V-QUALIFICAÇÃO DOS CRÉDITOS DA APELANTE
Declarada a insolvência, todo o património do insolvente passa a constituir a massa insolvente. Esta “ destina-se à satisfação dos credores da insolvência, depois de pagas as suas próprias dívidas, e, salvo disposição em contrário, abrange todo o património do devedor à data a da declaração de insolvência, bem como os bens e direitos que ele adquira na pendência do processo” – artigo 46.º, n.º 1 do CIRE.
Os créditos sobre a insolvência, de modo simples, são todos aqueles cuja causa seja anterior à data da declaração de insolvência – artigo 47.º, n.º 1 e 3 do CIRE.
Já os créditos da massa insolvente, por contraposição aqueloutros, são todos aqueles que têm causa ou fundamento posterior à data da declaração de insolvência.
Nos créditos sobre a insolvência, são subsumidas as seguintes classes de créditos:
a) os créditos garantidos, ou seja os créditos que beneficiem de garantias reais, incluindo os privilégios creditórios especiais (artigo 47.º, n.º 4, alínea a) do CIRE);
b) os créditos privilegiados, isto é, os créditos que beneficiem de privilégios creditórios gerais sobre bens integrantes da massa insolvente (artigo 47.º, n.º 4, alínea a) do CIRE);
c) os créditos comuns, ou seja, os créditos que não são garantidos, não são privilegiados e não são subordinados (artigo 47.º, n.º 4, alínea. c) do CIRE);
d) os créditos subordinados, ou seja, os créditos que são graduados depois de todos os restantes, mesmo depois dos créditos comuns (artigo 47.º, n.º 4, alínea b) do CIRE).
O presente recurso tem como objeto a sentença que procedeu ao reconhecimento e classificação dos créditos, em face da lista de todos os credores reconhecidos apresentada pelo AI, tendo apreciado e decidido as impugnações de créditos que foram apresentadas pelo credor AA; pela insolvente e pela credora BB.

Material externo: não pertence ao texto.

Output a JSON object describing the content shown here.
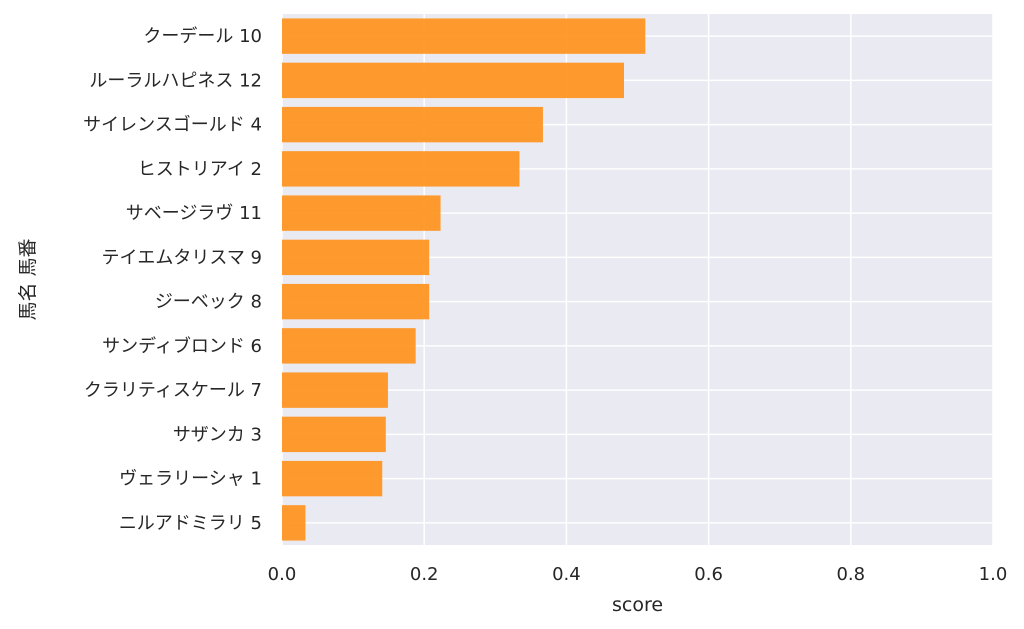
{
  "chart_data": {
    "type": "bar",
    "orientation": "horizontal",
    "categories": [
      "クーデール 10",
      "ルーラルハピネス 12",
      "サイレンスゴールド 4",
      "ヒストリアイ 2",
      "サベージラヴ 11",
      "テイエムタリスマ 9",
      "ジーベック 8",
      "サンディブロンド 6",
      "クラリティスケール 7",
      "サザンカ 3",
      "ヴェラリーシャ 1",
      "ニルアドミラリ 5"
    ],
    "values": [
      0.511,
      0.481,
      0.367,
      0.334,
      0.223,
      0.207,
      0.207,
      0.188,
      0.149,
      0.146,
      0.141,
      0.033
    ],
    "xlabel": "score",
    "ylabel": "馬名 馬番",
    "xlim": [
      0,
      1.0
    ],
    "xticks": [
      "0.0",
      "0.2",
      "0.4",
      "0.6",
      "0.8",
      "1.0"
    ],
    "grid": true,
    "bar_color": "#ff9017",
    "background_color": "#eaeaf2",
    "grid_color": "#ffffff"
  }
}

Esta veio insurgir-se quanto à sentença proferida, discordando desde logo quanto à qualificação dos créditos, que lhe foram reconhecidos, como subordinados, defendendo que os mesmos deverão ser classificados como comuns e quanto ao crédito laboral que lhe foi reconhecido, defendendo que deva ser classificado antes, como priveiligiado.
Vejamos.
Foram reconhecidos na sentença recorrida à ora apelante os seguintes créditos:
- Um crédito no montante de €4.070,77 devido pela Insolvente à B..., por rendas vencidas pela ocupação de um locado até à declaração de insolvência que ocorreu em 13.05.2021, cedido pelo credor à ora Recorrente em 09.06.2021 (ponto B, C, D dos factos provados);
- Um crédito no montante de €1 1118,40 devido pela Insolvente à herança̧ de CC, por rendas vencidas pela ocupação de um locado até à declaração de insolvência que ocorreu em 13.05.2021, cedido pelo credor à ora Recorrente em 09.06.2021;
- Um credito laboral no montante de €2.499,59;
Todos estes créditos foram todos classificados na sentença, como créditos subordinados, classificação com a qual a Apelante não concorda.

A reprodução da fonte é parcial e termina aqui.